Part of: Insurance Reinstatement Fee Scam
Last reviewed: 5 July 2026
SMS lets scammers reach large numbers of people cheaply with a short, alarming message about a lapsed policy, relying on the format's brevity to avoid raising the same suspicion a longer phone pitch might.
How this scam works on SMS Text Messages
A text arrives claiming to be from a health, auto, or life insurer, warning that a payment failed and the policy will be canceled within 24 hours unless a fee is paid through a link or by calling a number back. The link leads to a spoofed payment page asking for card details and personal information, while the callback number connects to a scripted operator following the same reinstatement-fee pitch as phone-based versions.

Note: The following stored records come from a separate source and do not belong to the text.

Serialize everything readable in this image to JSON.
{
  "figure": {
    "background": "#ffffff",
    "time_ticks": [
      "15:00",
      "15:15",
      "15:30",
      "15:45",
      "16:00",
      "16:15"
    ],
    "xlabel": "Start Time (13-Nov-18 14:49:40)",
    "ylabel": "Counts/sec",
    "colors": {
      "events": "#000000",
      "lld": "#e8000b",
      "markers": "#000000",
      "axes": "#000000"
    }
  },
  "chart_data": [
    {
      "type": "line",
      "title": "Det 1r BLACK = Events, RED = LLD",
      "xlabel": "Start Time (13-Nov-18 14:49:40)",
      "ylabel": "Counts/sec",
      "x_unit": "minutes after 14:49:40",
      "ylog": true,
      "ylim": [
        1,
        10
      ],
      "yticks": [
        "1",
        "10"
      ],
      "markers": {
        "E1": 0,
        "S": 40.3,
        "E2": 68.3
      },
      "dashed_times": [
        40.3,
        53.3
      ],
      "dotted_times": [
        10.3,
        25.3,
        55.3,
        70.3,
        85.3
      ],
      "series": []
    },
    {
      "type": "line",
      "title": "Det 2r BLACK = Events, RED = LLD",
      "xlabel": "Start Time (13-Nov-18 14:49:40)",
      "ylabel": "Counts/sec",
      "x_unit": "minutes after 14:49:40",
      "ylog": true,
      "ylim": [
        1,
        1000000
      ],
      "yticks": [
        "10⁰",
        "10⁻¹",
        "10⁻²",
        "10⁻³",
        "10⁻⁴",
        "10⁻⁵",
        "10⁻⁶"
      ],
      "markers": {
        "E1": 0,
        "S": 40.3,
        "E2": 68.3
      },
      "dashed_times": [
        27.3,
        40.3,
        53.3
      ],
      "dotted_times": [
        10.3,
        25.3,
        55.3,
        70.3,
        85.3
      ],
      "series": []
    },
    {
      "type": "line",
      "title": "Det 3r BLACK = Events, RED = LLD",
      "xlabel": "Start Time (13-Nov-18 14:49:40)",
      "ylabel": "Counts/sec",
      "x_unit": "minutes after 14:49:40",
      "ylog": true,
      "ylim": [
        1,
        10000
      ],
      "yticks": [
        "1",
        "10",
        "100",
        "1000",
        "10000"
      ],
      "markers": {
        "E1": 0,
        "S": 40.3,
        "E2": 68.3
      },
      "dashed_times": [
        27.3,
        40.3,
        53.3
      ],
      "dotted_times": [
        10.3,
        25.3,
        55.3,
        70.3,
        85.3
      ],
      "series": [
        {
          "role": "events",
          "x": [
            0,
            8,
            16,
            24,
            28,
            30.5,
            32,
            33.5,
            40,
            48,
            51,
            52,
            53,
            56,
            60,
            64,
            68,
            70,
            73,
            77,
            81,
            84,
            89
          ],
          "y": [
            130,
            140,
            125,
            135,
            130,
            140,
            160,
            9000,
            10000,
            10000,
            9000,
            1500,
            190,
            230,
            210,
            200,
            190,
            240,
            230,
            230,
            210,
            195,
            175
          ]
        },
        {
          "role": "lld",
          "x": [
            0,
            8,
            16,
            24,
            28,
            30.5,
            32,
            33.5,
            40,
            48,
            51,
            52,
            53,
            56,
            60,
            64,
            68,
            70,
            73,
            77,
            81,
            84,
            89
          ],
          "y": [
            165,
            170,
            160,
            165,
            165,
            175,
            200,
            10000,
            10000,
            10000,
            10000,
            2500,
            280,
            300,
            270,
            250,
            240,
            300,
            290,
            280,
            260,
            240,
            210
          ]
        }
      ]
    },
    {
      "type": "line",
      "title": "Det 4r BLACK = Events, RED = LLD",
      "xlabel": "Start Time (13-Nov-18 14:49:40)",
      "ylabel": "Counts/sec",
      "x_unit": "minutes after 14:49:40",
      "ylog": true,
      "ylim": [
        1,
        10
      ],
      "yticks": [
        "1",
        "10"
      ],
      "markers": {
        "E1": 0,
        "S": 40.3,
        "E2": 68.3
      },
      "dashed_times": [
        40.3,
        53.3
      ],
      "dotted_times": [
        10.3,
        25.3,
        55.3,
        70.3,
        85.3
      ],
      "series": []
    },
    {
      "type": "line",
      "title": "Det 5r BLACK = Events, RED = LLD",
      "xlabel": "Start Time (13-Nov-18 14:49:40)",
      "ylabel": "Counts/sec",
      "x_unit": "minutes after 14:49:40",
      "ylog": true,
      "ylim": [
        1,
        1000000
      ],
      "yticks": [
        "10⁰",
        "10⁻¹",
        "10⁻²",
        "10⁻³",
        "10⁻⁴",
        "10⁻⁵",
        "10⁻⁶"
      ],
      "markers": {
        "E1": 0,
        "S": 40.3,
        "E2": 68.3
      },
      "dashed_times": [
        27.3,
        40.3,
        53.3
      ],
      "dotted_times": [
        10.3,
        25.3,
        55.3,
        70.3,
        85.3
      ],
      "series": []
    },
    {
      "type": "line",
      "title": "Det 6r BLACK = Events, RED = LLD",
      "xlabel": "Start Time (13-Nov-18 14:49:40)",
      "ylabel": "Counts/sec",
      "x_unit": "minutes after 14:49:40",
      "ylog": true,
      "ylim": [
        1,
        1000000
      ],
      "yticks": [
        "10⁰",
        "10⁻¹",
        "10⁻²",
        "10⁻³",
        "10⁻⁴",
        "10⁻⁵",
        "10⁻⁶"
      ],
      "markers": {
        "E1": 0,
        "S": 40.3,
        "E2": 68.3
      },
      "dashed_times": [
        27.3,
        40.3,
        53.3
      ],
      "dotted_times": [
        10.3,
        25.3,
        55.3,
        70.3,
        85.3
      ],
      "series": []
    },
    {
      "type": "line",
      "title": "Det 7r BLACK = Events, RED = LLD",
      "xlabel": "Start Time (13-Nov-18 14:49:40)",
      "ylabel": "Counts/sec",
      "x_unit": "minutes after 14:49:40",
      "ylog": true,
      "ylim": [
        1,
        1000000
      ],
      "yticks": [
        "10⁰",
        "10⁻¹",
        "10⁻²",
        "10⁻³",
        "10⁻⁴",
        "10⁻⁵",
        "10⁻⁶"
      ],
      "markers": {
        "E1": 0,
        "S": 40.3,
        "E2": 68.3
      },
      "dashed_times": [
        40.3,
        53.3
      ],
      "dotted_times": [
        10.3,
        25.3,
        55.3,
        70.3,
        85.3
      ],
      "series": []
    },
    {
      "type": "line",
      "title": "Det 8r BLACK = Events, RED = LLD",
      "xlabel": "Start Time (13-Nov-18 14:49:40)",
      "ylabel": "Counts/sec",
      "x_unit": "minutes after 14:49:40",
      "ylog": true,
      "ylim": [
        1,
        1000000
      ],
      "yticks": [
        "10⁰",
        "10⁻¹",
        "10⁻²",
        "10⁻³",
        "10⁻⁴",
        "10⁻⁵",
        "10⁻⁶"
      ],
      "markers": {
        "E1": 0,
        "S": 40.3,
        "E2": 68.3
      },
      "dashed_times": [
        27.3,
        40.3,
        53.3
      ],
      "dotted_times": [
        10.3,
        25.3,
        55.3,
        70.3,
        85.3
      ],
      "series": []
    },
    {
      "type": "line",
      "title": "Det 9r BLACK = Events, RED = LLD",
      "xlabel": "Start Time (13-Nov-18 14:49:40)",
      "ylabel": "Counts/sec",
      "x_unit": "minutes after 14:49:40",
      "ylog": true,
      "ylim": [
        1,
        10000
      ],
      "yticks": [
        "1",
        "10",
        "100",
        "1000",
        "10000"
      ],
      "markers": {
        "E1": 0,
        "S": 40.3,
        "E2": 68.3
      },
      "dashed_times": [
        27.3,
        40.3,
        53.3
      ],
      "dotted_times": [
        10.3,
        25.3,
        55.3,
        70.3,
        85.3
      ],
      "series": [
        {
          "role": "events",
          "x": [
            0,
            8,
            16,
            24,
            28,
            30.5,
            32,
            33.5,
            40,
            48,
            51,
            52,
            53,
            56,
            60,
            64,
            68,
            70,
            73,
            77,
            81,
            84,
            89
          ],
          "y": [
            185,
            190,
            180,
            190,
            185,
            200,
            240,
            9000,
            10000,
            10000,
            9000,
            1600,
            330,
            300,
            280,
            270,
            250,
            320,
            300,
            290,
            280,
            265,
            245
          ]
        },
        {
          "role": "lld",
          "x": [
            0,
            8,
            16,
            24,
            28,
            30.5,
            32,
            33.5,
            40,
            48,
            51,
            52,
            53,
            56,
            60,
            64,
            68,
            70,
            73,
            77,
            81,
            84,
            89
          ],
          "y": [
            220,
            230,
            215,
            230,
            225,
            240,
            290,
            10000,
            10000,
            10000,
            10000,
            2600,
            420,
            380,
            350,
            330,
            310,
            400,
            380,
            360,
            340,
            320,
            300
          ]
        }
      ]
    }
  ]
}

Because the message looks like a routine account alert, many recipients tap the link without checking the sender, especially if they genuinely do hold a policy with the impersonated company. Some versions personalize the text with a partial policy number or the recipient's first name pulled from breached data to increase credibility.
Common red flags
- Unsolicited text claiming your insurance policy will lapse within hours unless you act immediately
- A link to a payment page that doesn't match your insurer's actual domain
- Request to enter full card details on a page reached through a text link rather than your insurer's app
- Sender number is a regular mobile number or shortcode not previously used by your insurer
- Message contains urgency language and threats of immediate cancellation
- No personalized account details beyond a name, or details that don't match your actual policy
How to protect yourself
- Never tap payment links in unsolicited insurance texts; go directly to the insurer's official app or website instead
- Verify policy status by logging into your account directly, not through any link provided in a text
- Call your insurer using the number on your policy documents or card, not a number from the text
- Check the sender's number and domain carefully for subtle misspellings
- Forward suspicious texts to your carrier's spam-reporting short code before deleting
- Enable spam/scam filtering on your phone if your carrier offers it
How to report it
- Forward the scam text to 7726 (SPAM) if your carrier supports it, or your country's equivalent SMS-reporting short code
- Report the phishing link to your insurer's official fraud team
- Report the message to your phone's built-in spam reporting tool
- File a complaint with your telecom regulator or consumer protection agency
Frequently asked questions
How can I tell if the text is really from my insurer?
Log into your insurer's official app or website directly rather than clicking any link, and compare the claimed issue to what your real account shows.
Is it safe to reply STOP to an unwanted insurance text?
Only reply STOP to messages from a sender you've confirmed is legitimate; replying to a scam text can confirm your number is active and lead to more attempts.